Following further with domestic worship, I wanted to address further the roles of Hekate and Artemis in domestic worship. In my previous post, it can be noted, that among those gods that were listed as gods important to the domestic worship, Hekate, not Artemis, was mentioned. Yet I feel it would be a great error to assume that Hekate filled the functions of Artemis within the household or rather that she replaced her. At first glance it may seem as such since Artemis is a goddess of the portal just as Hekate is, but in the home it is Hekate specifically who dwells at the doorway of the home (the most immediate portal that we possess into our intimate space after passing the first portal between the world and our homes at the gate guarded by Hermes and Apollon.
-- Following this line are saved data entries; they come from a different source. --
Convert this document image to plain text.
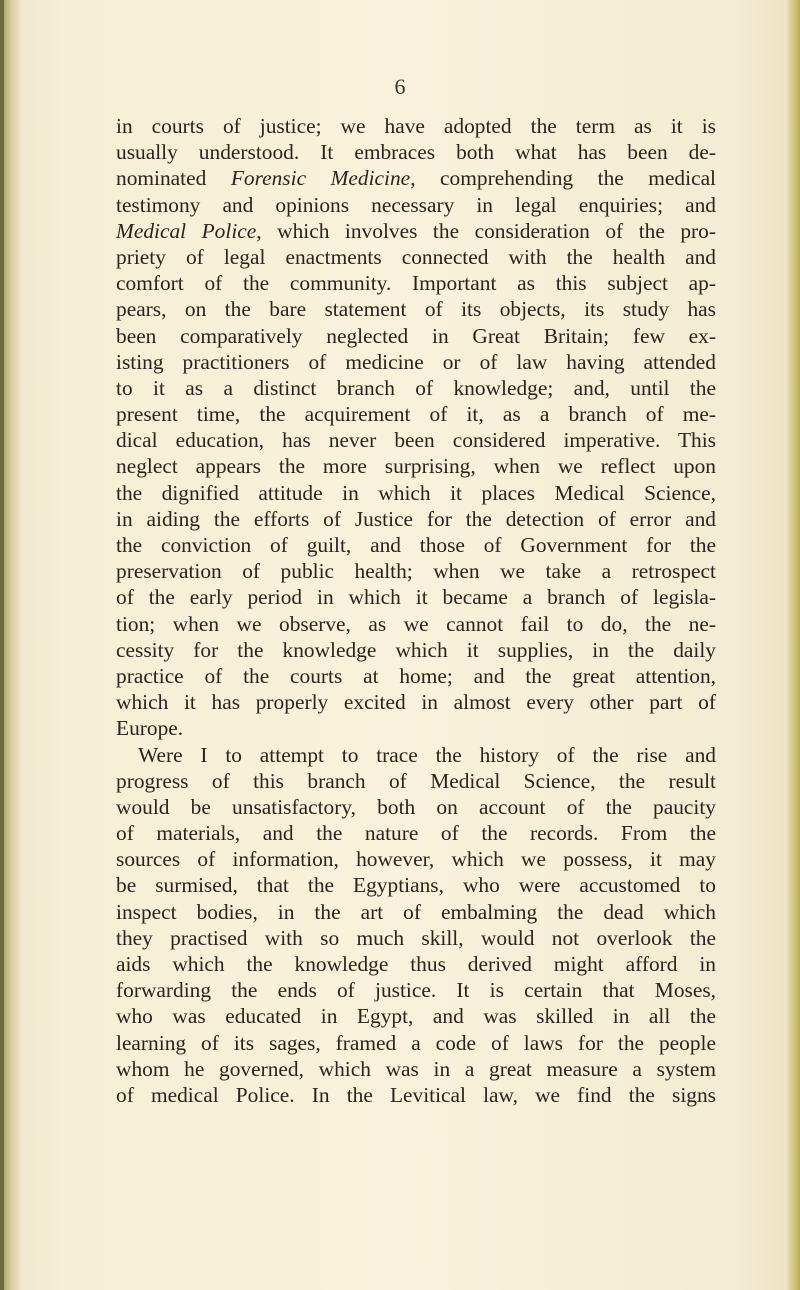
6
in courts of justice; we have adopted the term as it is
usually understood. It embraces both what has been de-
nominated Forensic Medicine, comprehending the medical
testimony and opinions necessary in legal enquiries; and
Medical Police, which involves the consideration of the pro-
priety of legal enactments connected with the health and
comfort of the community. Important as this subject ap-
pears, on the bare statement of its objects, its study has
been comparatively neglected in Great Britain; few ex-
isting practitioners of medicine or of law having attended
to it as a distinct branch of knowledge; and, until the
present time, the acquirement of it, as a branch of me-
dical education, has never been considered imperative. This
neglect appears the more surprising, when we reflect upon
the dignified attitude in which it places Medical Science,
in aiding the efforts of Justice for the detection of error and
the conviction of guilt, and those of Government for the
preservation of public health; when we take a retrospect
of the early period in which it became a branch of legisla-
tion; when we observe, as we cannot fail to do, the ne-
cessity for the knowledge which it supplies, in the daily
practice of the courts at home; and the great attention,
which it has properly excited in almost every other part of
Europe.
Were I to attempt to trace the history of the rise and
progress of this branch of Medical Science, the result
would be unsatisfactory, both on account of the paucity
of materials, and the nature of the records. From the
sources of information, however, which we possess, it may
be surmised, that the Egyptians, who were accustomed to
inspect bodies, in the art of embalming the dead which
they practised with so much skill, would not overlook the
aids which the knowledge thus derived might afford in
forwarding the ends of justice. It is certain that Moses,
who was educated in Egypt, and was skilled in all the
learning of its sages, framed a code of laws for the people
whom he governed, which was in a great measure a system
of medical Police. In the Levitical law, we find the signs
Of course as I have mentioned before that due to the structure of most modern homes it has rendered us without courtyard and gate so we end up with a gathering of all three deities at the front door usually. But it seems to me that this traditional format served a very important symbol. Hekate is at the door, at the most intimate portal because this is the door closest to us in our regular life and experience. In the case of a old style home with a courtyard, family life continued to different extents outside of the house within the courtyard but was typically of a different character of the more intimate life within. Symbolically this can represent the house as the self, and the courtyard as a buffer zone between the self and the outside world, and at the edge of this traditional buffer zone was Apollon and Hermes who master the greater entrance.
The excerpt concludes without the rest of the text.